About the Event
The ability to perceive and understand people's actions enables humans to efficiently communicate and collaborate in society. Endowing machines with such ability is an important step for building assistive and socially-aware robots. This dissertation drives progress on visual action understanding in the scope of human-object interactions, a major branch of human actions that dominates our everyday life. Specifically, we address the challenges of two important tasks: visual recognition and visual synthesis.

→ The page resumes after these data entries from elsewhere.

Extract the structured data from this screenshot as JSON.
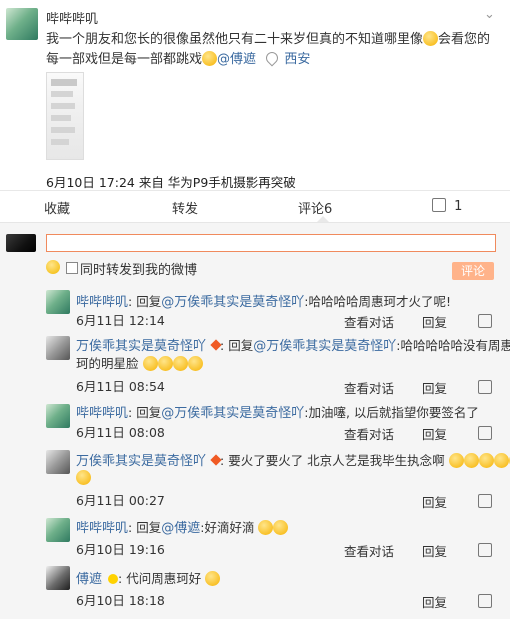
{
  "post": {
    "author": "哔哔哔叽",
    "text": "我一个朋友和您长的很像虽然他只有二十来岁但真的不知道哪里像",
    "text2": "会看您的每一部戏但是每一部都跳戏",
    "mention": "@傅遮",
    "location": "西安",
    "time_source": "6月10日 17:24 来自 华为P9手机摄影再突破"
  },
  "actions": {
    "favorite": "收藏",
    "forward": "转发",
    "comment": "评论6",
    "like_count": "1"
  },
  "compose": {
    "checkbox_label": "同时转发到我的微博",
    "submit_label": "评论"
  },
  "comments": [
    {
      "author": "哔哔哔叽",
      "reply_to": "@万俟乖其实是莫奇怪吖",
      "text": ":哈哈哈哈周惠珂才火了呢!",
      "time": "6月11日 12:14",
      "view": "查看对话",
      "reply": "回复"
    },
    {
      "author": "万俟乖其实是莫奇怪吖",
      "reply_to": "@万俟乖其实是莫奇怪吖",
      "text": ":哈哈哈哈哈没有周惠",
      "text2": "珂的明星脸",
      "time": "6月11日 08:54",
      "view": "查看对话",
      "reply": "回复"
    },
    {
      "author": "哔哔哔叽",
      "reply_to": "@万俟乖其实是莫奇怪吖",
      "text": ":加油噻, 以后就指望你要签名了",
      "time": "6月11日 08:08",
      "view": "查看对话",
      "reply": "回复"
    },
    {
      "author": "万俟乖其实是莫奇怪吖",
      "text": "要火了要火了 北京人艺是我毕生执念啊",
      "time": "6月11日 00:27",
      "reply": "回复"
    },
    {
      "author": "哔哔哔叽",
      "reply_to": "@傅遮",
      "text": ":好滴好滴",
      "time": "6月10日 19:16",
      "view": "查看对话",
      "reply": "回复"
    },
    {
      "author": "傅遮",
      "text": "代问周惠珂好",
      "time": "6月10日 18:18",
      "reply": "回复"
    }
  ],
  "labels": {
    "reply_prefix": "回复",
    "colon": ":"
  }
}
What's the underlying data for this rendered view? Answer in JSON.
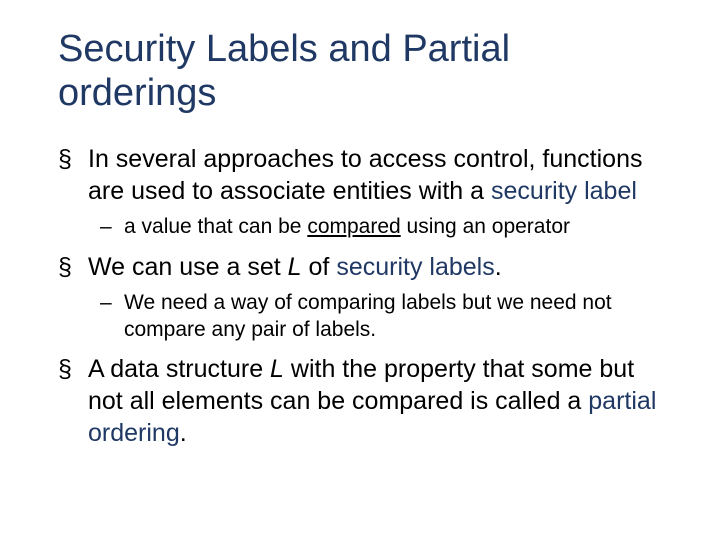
{
  "title": "Security Labels and Partial orderings",
  "b1_pre": "In several approaches to access control, functions are used to associate entities with a ",
  "b1_hl": "security label",
  "b1_sub_pre": "a value that can be ",
  "b1_sub_ul": "compared",
  "b1_sub_post": " using an operator",
  "b2_pre": "We can use a set ",
  "b2_it": "L",
  "b2_mid": " of ",
  "b2_hl": "security labels",
  "b2_post": ".",
  "b2_sub": "We need a way of comparing labels but we need not compare any pair of labels.",
  "b3_pre": "A data structure ",
  "b3_it": "L",
  "b3_mid": " with the property that some but not all elements can be compared is called a ",
  "b3_hl": "partial ordering",
  "b3_post": "."
}
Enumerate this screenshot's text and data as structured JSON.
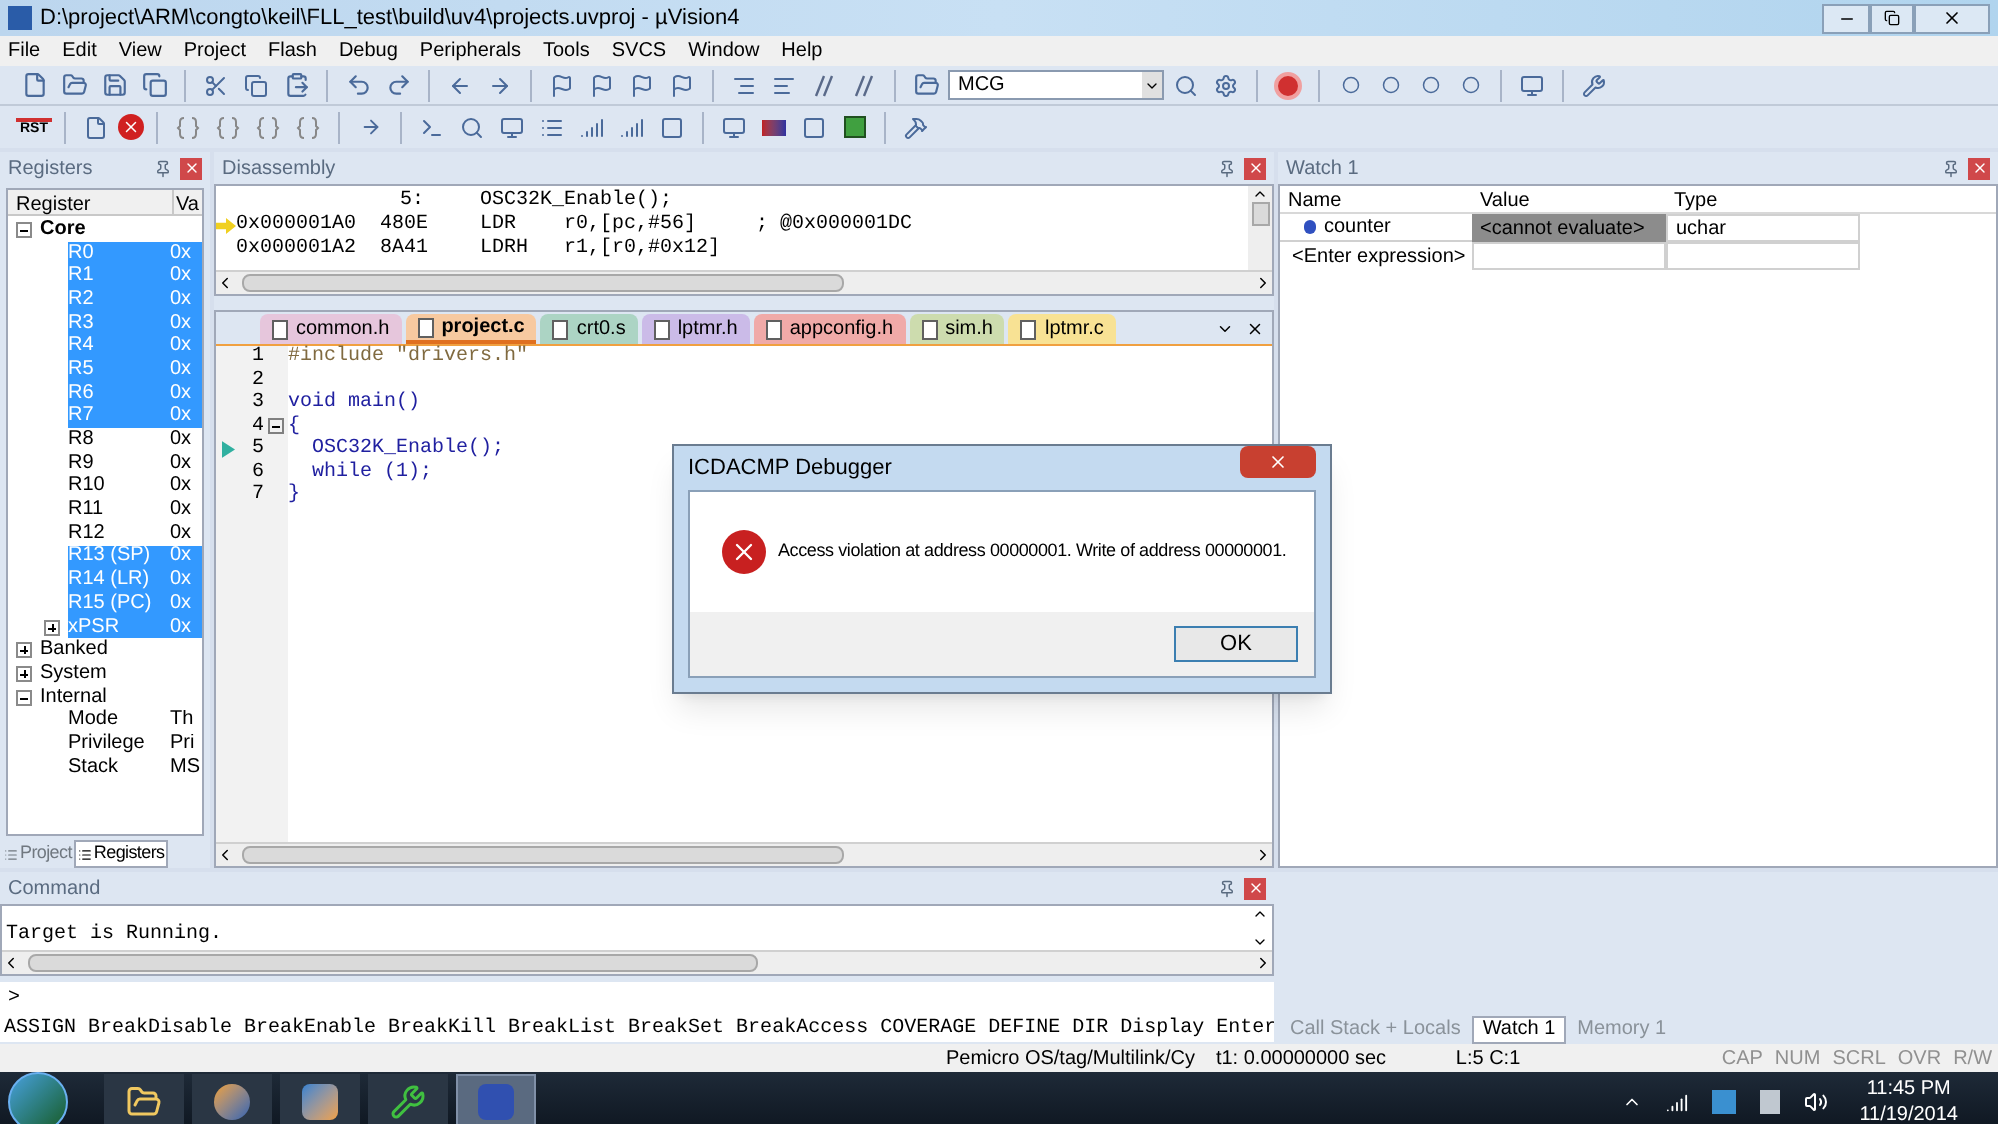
{
  "window": {
    "title": "D:\\project\\ARM\\congto\\keil\\FLL_test\\build\\uv4\\projects.uvproj - µVision4"
  },
  "menu": [
    "File",
    "Edit",
    "View",
    "Project",
    "Flash",
    "Debug",
    "Peripherals",
    "Tools",
    "SVCS",
    "Window",
    "Help"
  ],
  "toolbar": {
    "target_combo": "MCG",
    "reset_label": "RST"
  },
  "registers_panel": {
    "title": "Registers",
    "columns": [
      "Register",
      "Va"
    ],
    "tree": [
      {
        "name": "Core",
        "expanded": true,
        "children": [
          {
            "name": "R0",
            "value": "0x",
            "selected": true
          },
          {
            "name": "R1",
            "value": "0x",
            "selected": true
          },
          {
            "name": "R2",
            "value": "0x",
            "selected": true
          },
          {
            "name": "R3",
            "value": "0x",
            "selected": true
          },
          {
            "name": "R4",
            "value": "0x",
            "selected": true
          },
          {
            "name": "R5",
            "value": "0x",
            "selected": true
          },
          {
            "name": "R6",
            "value": "0x",
            "selected": true
          },
          {
            "name": "R7",
            "value": "0x",
            "selected": true
          },
          {
            "name": "R8",
            "value": "0x",
            "selected": false
          },
          {
            "name": "R9",
            "value": "0x",
            "selected": false
          },
          {
            "name": "R10",
            "value": "0x",
            "selected": false
          },
          {
            "name": "R11",
            "value": "0x",
            "selected": false
          },
          {
            "name": "R12",
            "value": "0x",
            "selected": false
          },
          {
            "name": "R13 (SP)",
            "value": "0x",
            "selected": true
          },
          {
            "name": "R14 (LR)",
            "value": "0x",
            "selected": true
          },
          {
            "name": "R15 (PC)",
            "value": "0x",
            "selected": true
          },
          {
            "name": "xPSR",
            "value": "0x",
            "selected": true,
            "expanded": false
          }
        ]
      },
      {
        "name": "Banked",
        "expanded": false
      },
      {
        "name": "System",
        "expanded": false
      },
      {
        "name": "Internal",
        "expanded": true,
        "children": [
          {
            "name": "Mode",
            "value": "Th",
            "selected": false
          },
          {
            "name": "Privilege",
            "value": "Pri",
            "selected": false
          },
          {
            "name": "Stack",
            "value": "MS",
            "selected": false
          }
        ]
      }
    ],
    "tabs": [
      {
        "label": "Project",
        "selected": false
      },
      {
        "label": "Registers",
        "selected": true
      }
    ]
  },
  "disassembly": {
    "title": "Disassembly",
    "lines": [
      {
        "kind": "source",
        "address": "5:",
        "mnemonic": "OSC32K_Enable();",
        "current": false
      },
      {
        "kind": "instruction",
        "address": "0x000001A0",
        "code": "480E",
        "mnemonic": "LDR",
        "operands": "r0,[pc,#56]",
        "comment": "; @0x000001DC",
        "current": true
      },
      {
        "kind": "instruction",
        "address": "0x000001A2",
        "code": "8A41",
        "mnemonic": "LDRH",
        "operands": "r1,[r0,#0x12]",
        "current": false
      }
    ]
  },
  "editor": {
    "tabs": [
      {
        "label": "common.h",
        "color": "#e6c6dc",
        "selected": false
      },
      {
        "label": "project.c",
        "color": "#f7c9a0",
        "selected": true
      },
      {
        "label": "crt0.s",
        "color": "#acd4c4",
        "selected": false
      },
      {
        "label": "lptmr.h",
        "color": "#cbbbe8",
        "selected": false
      },
      {
        "label": "appconfig.h",
        "color": "#f0aaa8",
        "selected": false
      },
      {
        "label": "sim.h",
        "color": "#cddcae",
        "selected": false
      },
      {
        "label": "lptmr.c",
        "color": "#f8e294",
        "selected": false
      }
    ],
    "lines": [
      {
        "number": "1",
        "text": "#include \"drivers.h\"",
        "kind": "preprocessor",
        "current": false,
        "fold": false
      },
      {
        "number": "2",
        "kind": "blank",
        "current": false,
        "fold": false
      },
      {
        "number": "3",
        "text": "void main()",
        "kind": "plain",
        "current": false,
        "fold": false
      },
      {
        "number": "4",
        "text": "{",
        "kind": "plain",
        "current": false,
        "fold": true
      },
      {
        "number": "5",
        "text": "  OSC32K_Enable();",
        "kind": "plain",
        "current": true,
        "fold": false
      },
      {
        "number": "6",
        "text": "  while (1);",
        "kind": "plain",
        "current": false,
        "fold": false
      },
      {
        "number": "7",
        "text": "}",
        "kind": "plain",
        "current": false,
        "fold": false
      }
    ]
  },
  "watch": {
    "title": "Watch 1",
    "columns": [
      "Name",
      "Value",
      "Type"
    ],
    "rows": [
      {
        "name": "counter",
        "value": "<cannot evaluate>",
        "type": "uchar"
      }
    ],
    "placeholder": "<Enter expression>",
    "tabs": [
      {
        "label": "Call Stack + Locals",
        "selected": false
      },
      {
        "label": "Watch 1",
        "selected": true
      },
      {
        "label": "Memory 1",
        "selected": false
      }
    ]
  },
  "command": {
    "title": "Command",
    "output": "Target is Running.",
    "prompt": ">",
    "hints": "ASSIGN BreakDisable BreakEnable BreakKill BreakList BreakSet BreakAccess COVERAGE DEFINE DIR Display Enter"
  },
  "status_bar": [
    "Pemicro OS/tag/Multilink/Cy",
    "t1: 0.00000000 sec",
    "L:5 C:1"
  ],
  "indicators": [
    "CAP",
    "NUM",
    "SCRL",
    "OVR",
    "R/W"
  ],
  "dialog": {
    "title": "ICDACMP Debugger",
    "message": "Access violation at address 00000001. Write of address 00000001.",
    "button": "OK"
  },
  "taskbar": {
    "time": "11:45 PM",
    "date": "11/19/2014"
  }
}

The first part of this dissertation considers the recognition task. The main bottleneck of current research is a lack of proper benchmark, since existing action datasets contain only a small number of categories with limited diversity. To this end, we set out to construct a large-scale image benchmark by annotating web images through online crowdsourcing. The new ``HICO'' dataset surpasses prior datasets in term of both the number of images and action categories by one order of magnitude. The introduction of HICO enables us to benchmark state-of-the-art recognition approaches and also shed light on new challenges in the realm of large-scale interaction recognition.
The second part of this dissertation considers the synthesis task, and focuses particularly on the synthesis of body motion. The central goal is: given an image of a scene, synthesize the course of an action conditioned on the observed scene configuration. We investigate two types of synthesis tasks: semantic-driven synthesis and goal-driven synthesis. For the former, we propose a novel deep neural network architecture that extracts semantic information from the image and use it to predict future body poses. For the latter, we propose a novel reinforcement learning framework that can synthesize motion from varying initial human-object configurations.